Dunque: dicendo quello che ha detto, il senatore Ciarrapico voleva intendere, semplicemente, che uno che tradisce i propri ideali una volta - e tutti ricordano le numerose occasioni in cui Fini si presentò con il braccio destro ben teso, pronunciando parole di elogio e di ammirazione sia per il fascismo, che per Mussolini - è pronto a tradire ancora; e che, secondo lui, certamente tradirà Berlusconi, perché non è un uomo d’onore.
Tutto qui.
L’allusione alla “kippah” era rivolta semplicemente al fatto che Fini, sette anni fa, quando equiparò il fascismo al Male Assoluto e lo ritenne direttamente responsabile della Shoah, o almeno di aver contribuito ad essa, aveva indossato più volte il tradizionale copricapo ebraico, tra una visita al Museo dell’Olocausto di Gerusalemme, una stretta di mano con Ariel Sharon e un discorso contro la minaccia del terrorismo internazionale che, come si sa, è solo quello arabo e non anche quello israeliano, allorché la violenza dell’esercito d’Israele si accanisce sulla popolazione palestinese (come è avvenuto e continua ad avvenire nella Striscia di Gaza).
Quindi, le parole di Ciarrapico volevano dire che, se Fini è stato capace di tradire platealmente i propri ideali fascisti, giungendo a identificarsi totalmente con il sionismo - e infatti Fini ha più volte sostenuto che quanti criticano Israele sono in realtà degli antisemiti che si nascondo dietro una facciata più rispettabile, solo perché non osano presentarsi come tali -, altrettanto disinvoltamente tradirà i suoi attuali compagni del centro-destra, con i voti dei quali è stato eletto e senza i quali, a suo giudizio, egli tornerà nell’ombra.
Lasciamo al senatore Ciarrapico la responsabilità di quest’ultima profezia e diamo pane al pane e vino al vino: il suo riferimento alla “kippah” non era sprezzante nei confronti degli Ebrei, ma voleva esserlo nei confronti del camaleontismo di Fini.
Si potrà discutere se l’opinione espressa da Ciarrapico sia condivisibile o meno; ma questo era il suo significato, e non altro.
Gli Ebrei c’entravano solo incidentalmente. Egli non voleva dire che Fini sia manovrato dagli Ebrei; ma, semplicemente, che, pur di ingraziarseli, non ha esitato a condannare in blocco il fascismo; senza fare, peraltro - almeno a quanto ci risulta - la benché minima autocritica per il proprio passato fascista.
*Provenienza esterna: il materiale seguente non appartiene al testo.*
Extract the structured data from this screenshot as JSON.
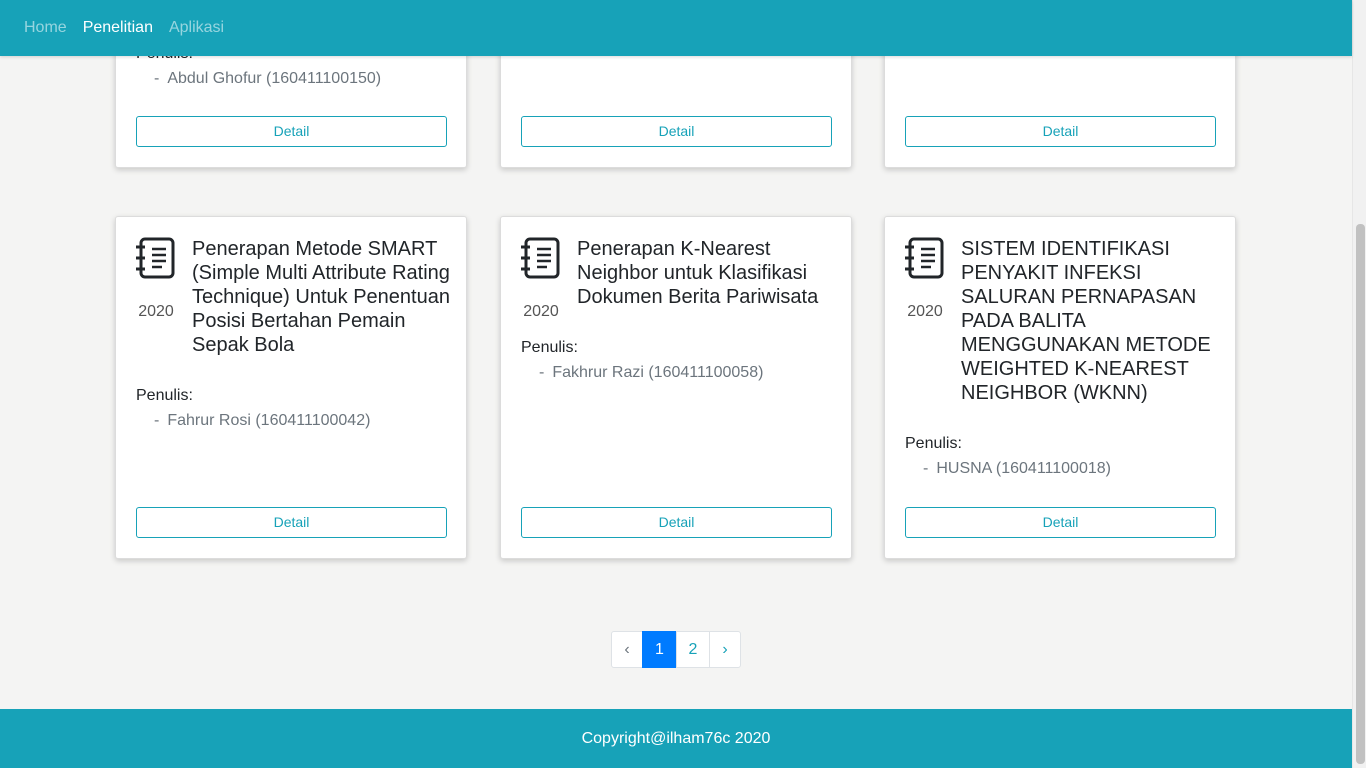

Cosa, invero, piuttosto comoda: si condanna l’ideologia, ma non si fa alcun «mea culpa» per avere aderito ad essa e per aver costruito la propria carriera e la propria fortuna politiche proprio su di essa.
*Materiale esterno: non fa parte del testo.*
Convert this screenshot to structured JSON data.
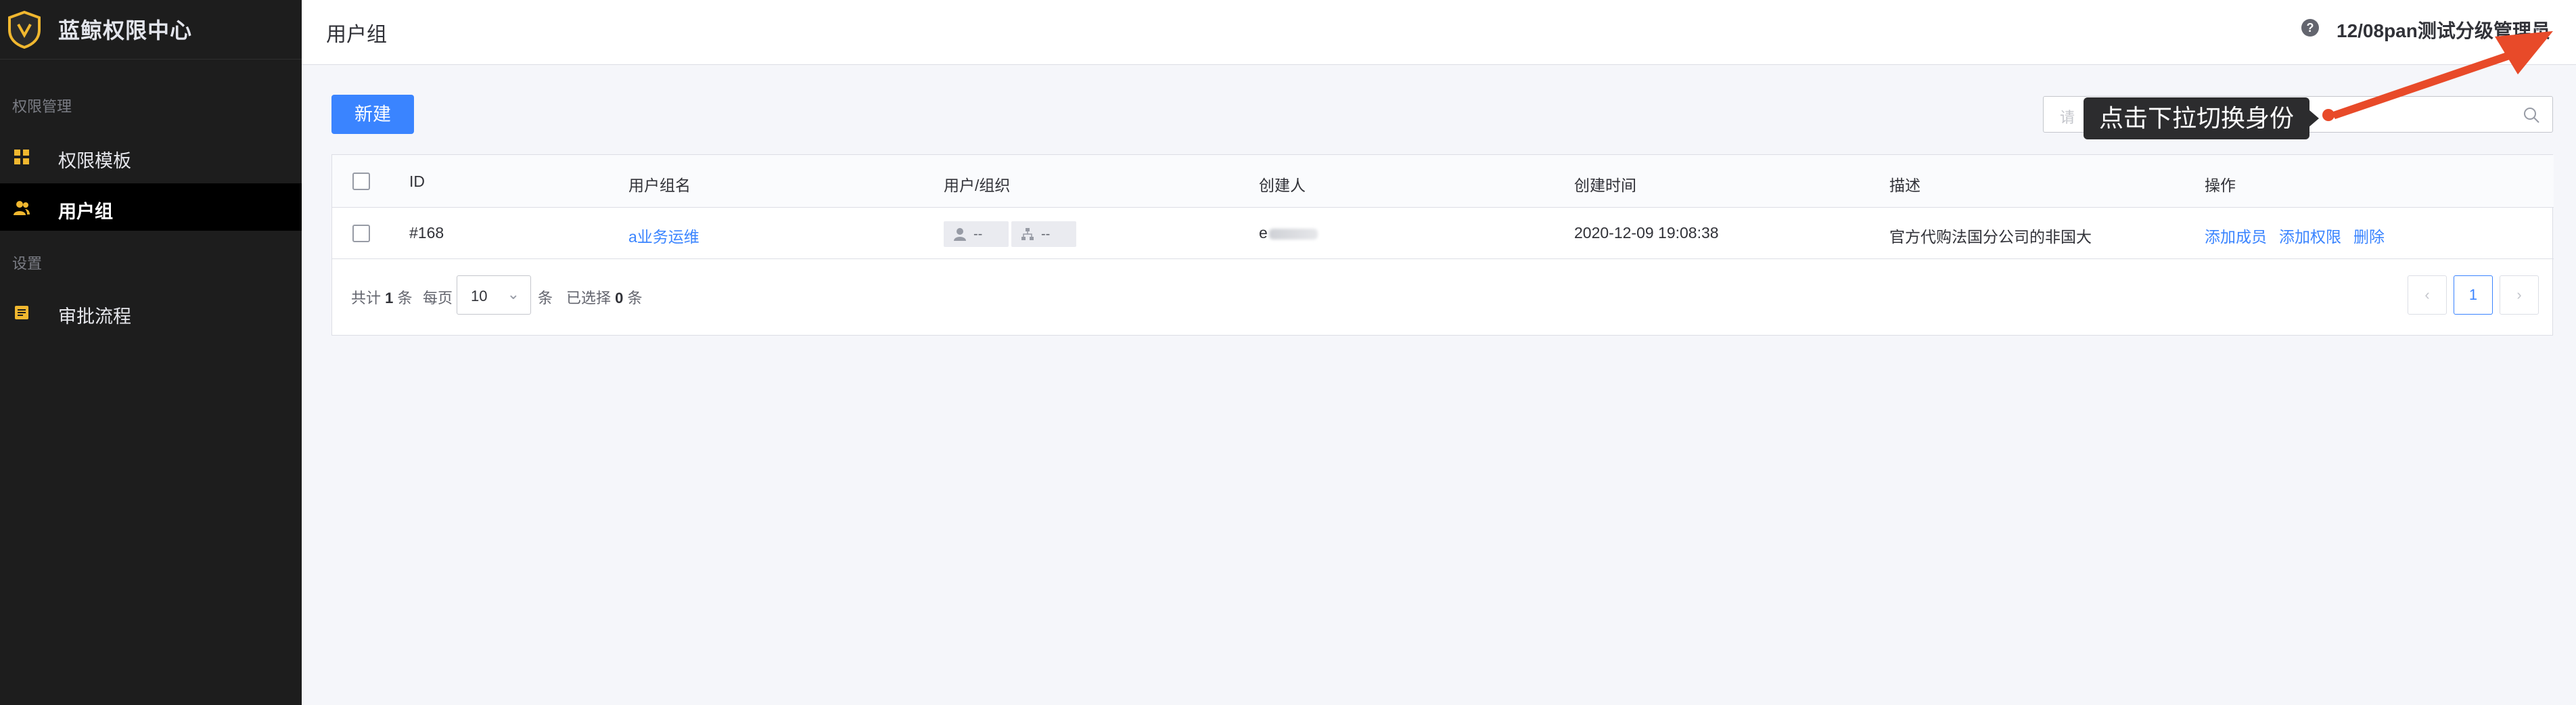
{
  "app": {
    "title": "蓝鲸权限中心"
  },
  "sidebar": {
    "groups": [
      {
        "label": "权限管理",
        "items": [
          {
            "label": "权限模板",
            "icon": "grid-icon"
          },
          {
            "label": "用户组",
            "icon": "users-icon"
          }
        ]
      },
      {
        "label": "设置",
        "items": [
          {
            "label": "审批流程",
            "icon": "list-icon"
          }
        ]
      }
    ],
    "active": "用户组"
  },
  "header": {
    "title": "用户组",
    "help": "?",
    "user": "12/08pan测试分级管理员",
    "caret": "⌄"
  },
  "toolbar": {
    "new_label": "新建",
    "search_placeholder": "请"
  },
  "table": {
    "columns": [
      "ID",
      "用户组名",
      "用户/组织",
      "创建人",
      "创建时间",
      "描述",
      "操作"
    ],
    "rows": [
      {
        "id": "#168",
        "name": "a业务运维",
        "users": "--",
        "orgs": "--",
        "creator": "e",
        "created_at": "2020-12-09 19:08:38",
        "description": "官方代购法国分公司的非国大",
        "actions": [
          "添加成员",
          "添加权限",
          "删除"
        ]
      }
    ]
  },
  "pagination": {
    "total_prefix": "共计",
    "total": "1",
    "total_suffix": "条",
    "per_page_label": "每页",
    "page_size": "10",
    "per_page_suffix": "条",
    "selected_prefix": "已选择",
    "selected": "0",
    "selected_suffix": "条",
    "prev": "‹",
    "current": "1",
    "next": "›"
  },
  "annotation": {
    "tooltip": "点击下拉切换身份",
    "accent": "#e84a29"
  },
  "colors": {
    "primary": "#3a84ff",
    "sidebar_bg": "#1d1d1d",
    "logo": "#f0b72f"
  }
}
Eppure, come ricorda lo stesso Ciarrapico, c’è stato un tempo in cui lo sconosciuto Fini si presentava alla redazione de «Il Secolo d’Italia» con il cappello in mano e si faceva ore e ore di anticamera, pur di essere ricevuto da Giorgio Almirante, che del fascismo non si è vergognato mai, tutt’altro…
Una faccenda squisitamente interna italiana, dunque; anzi, una faccenda interna dell’estrema destra italiana, o della ex estrema destra italiana. La cosa era chiara, se la si voleva capire; ma non la si è voluta capire, per potersi stracciare le vesti come fece il Sommo sacerdote Anna, allorquando Gesù Cristo non negò, in sua presenza, di essere il Figlio di Dio.
Si tratta, comunque, di un episodio in se steso assai modesto, un semplice incidente nel contesto di una partita molto più grossa che si sta combattendo in Parlamento, ormai da mesi, tra i due ex amici e alleati Fini e Berlusconi, divenuti nemici per la pelle, ma costretti, per ora, a sopportarsi a vicenda, non avendo le forze sufficienti per schiacciarsi l’un l’altro; e questo mentre l’economia va di male in peggio, migliaia di posti di lavoro saltano ogni mese, la criminalità organizzata rialza la testa e il senso di unità nazionale sta ricevendo nuovi e, forse, decisivi colpi, anche per la stupidità di una classe politica che reagisce alla minaccia nella maniera più ottusa e prevedibile.
Episodio in se stesso modesto, dunque; ma niente affatto trascurabile, invece, se lo si accosta a tanti, troppi altri episodi analoghi, in Italia e fuori d’Italia, dai quali si ricava una sola e ben precisa conclusione: non avrai altro Dio fuori d’Israele; non nominare il nome d’Israele invano; se non sei con Israele in tutto e per tutto, allora sei contro di lui e vai trattato da nemico, ossia da razzista, da nazista, da responsabile morale “post litteram” dell’Olocausto.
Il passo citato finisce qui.